Joe Margolis, CEO of Extra Space, said his REIT isn’t seeing too much pushback from existing customers about their rental rates being hiked.
“Our vacate activity in response to rate increases is probably double what it normally is,” he said, “but demand is so strong and our ability to backfill those tenants is [so] consistent across the country that it hasn’t affected us in terms of results, in terms of performance.”
Hot competition for assets
The REITs’ first-quarter success has contributed to some of them raising acquisition expectations for 2022.
Previously, Extra Space planned to make $500 million in acquisitions this year. Now, that figure is $800 million. Meanwhile, Life Storage has lifted its full-year target for wholly owned acquisitions from between $550 million and $650 million to between $700 million and $900 million.
By and large, though, the REITs don’t anticipate many large portfolios trading hands this year. Rather, they generally expect to pick up single assets and small portfolios. But the competition for those properties promises to stay hot, as private capital outfits with money to burn chase deals in the sizzling self-storage sector. That’s despite rising interest rates and steady cap rates, Boorstein noted.

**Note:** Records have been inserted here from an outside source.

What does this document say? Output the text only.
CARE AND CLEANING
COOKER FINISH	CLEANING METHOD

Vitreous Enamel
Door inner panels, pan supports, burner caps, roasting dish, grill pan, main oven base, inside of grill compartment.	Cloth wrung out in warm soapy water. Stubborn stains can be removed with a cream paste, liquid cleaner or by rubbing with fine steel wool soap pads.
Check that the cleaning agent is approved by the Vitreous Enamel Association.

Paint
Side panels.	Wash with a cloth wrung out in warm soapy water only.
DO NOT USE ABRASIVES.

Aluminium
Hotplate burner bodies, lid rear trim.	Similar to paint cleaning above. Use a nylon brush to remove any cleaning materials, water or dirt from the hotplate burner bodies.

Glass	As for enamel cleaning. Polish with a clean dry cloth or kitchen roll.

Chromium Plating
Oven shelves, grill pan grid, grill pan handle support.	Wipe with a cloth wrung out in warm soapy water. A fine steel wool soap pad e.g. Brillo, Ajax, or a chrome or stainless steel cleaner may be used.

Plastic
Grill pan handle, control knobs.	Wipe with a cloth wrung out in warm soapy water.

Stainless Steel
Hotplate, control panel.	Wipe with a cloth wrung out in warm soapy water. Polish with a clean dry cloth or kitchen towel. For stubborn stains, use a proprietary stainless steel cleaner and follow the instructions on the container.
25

“We imagine cap rates will be impacted by rising interest rates, but we have not seen it [yet] in the REIT subset,” he said.
In recent weeks, some prospective buyers have eased up on their acquisition activity, given the increase in interest rates and the overall cost of capital, National Storage Affiliates’ Fischer said. That, she added, could lead to a slide in cap rate compression.
New supply muted
Also on the competitive front, REIT executives still foresee a muted impact this year on their portfolios due to new supply coming online. Public Storage’s Russell said that nationwide, an estimated 500 to 600 new facilities will open each year over the next couple of years.
“It’s harder now to buy land. It’s harder now to get projects approved. It’s more expensive to get them completed,” said David Cramer, executive vice president and chief operating officer at National Storage Affiliates. “And so I think those pressures will continue to put headwinds in front of new supply.”
If that holds true, owners of existing self-storage facilities should enjoy “a smooth path” for solid performance over the next several years, CubeSmart CEO Chris Marr said.
Wall Street dissents
Following the earnings release, several investment banks lowered their ratings of self-storage companies. For instance, Bank of America Securities downgraded Public Storage’s rating from “Buy” to “Neutral” and rated the entire sector “Overweight”.
Boorstein said that the “COVID surge” of tenants that moved in to units during the pandemic for the most part aren’t moving out and there is still plenty of demand, despite rising inflation. Meanwhile high construction costs—another side effect of inflation—are slowing down the new supply pipeline allowing operators to keep prices high.
So why did the self-storage REITs get a downgrade?
Boorstein says one factor to consider is that the commercial real estate sector overall has taken hit as investors have turned more bearish. All equity REITs have declined in value more than 16% this year so far, and the storage companies are not immune to the fallout.
He also said analysts are concerned that storage users will soon start decluttering as the initial impacts of the pandemic begin to wane and prices continue to rise for everything they pay for, including storage.
“Things could take a turn, no question. If we go into a recession that is different. But right now people are not moving their stuff out in mass. Instead they are taking rate increases in the double digits because they have no other options,” Boorstein said.
“They are not moving for an extra $25 a month.”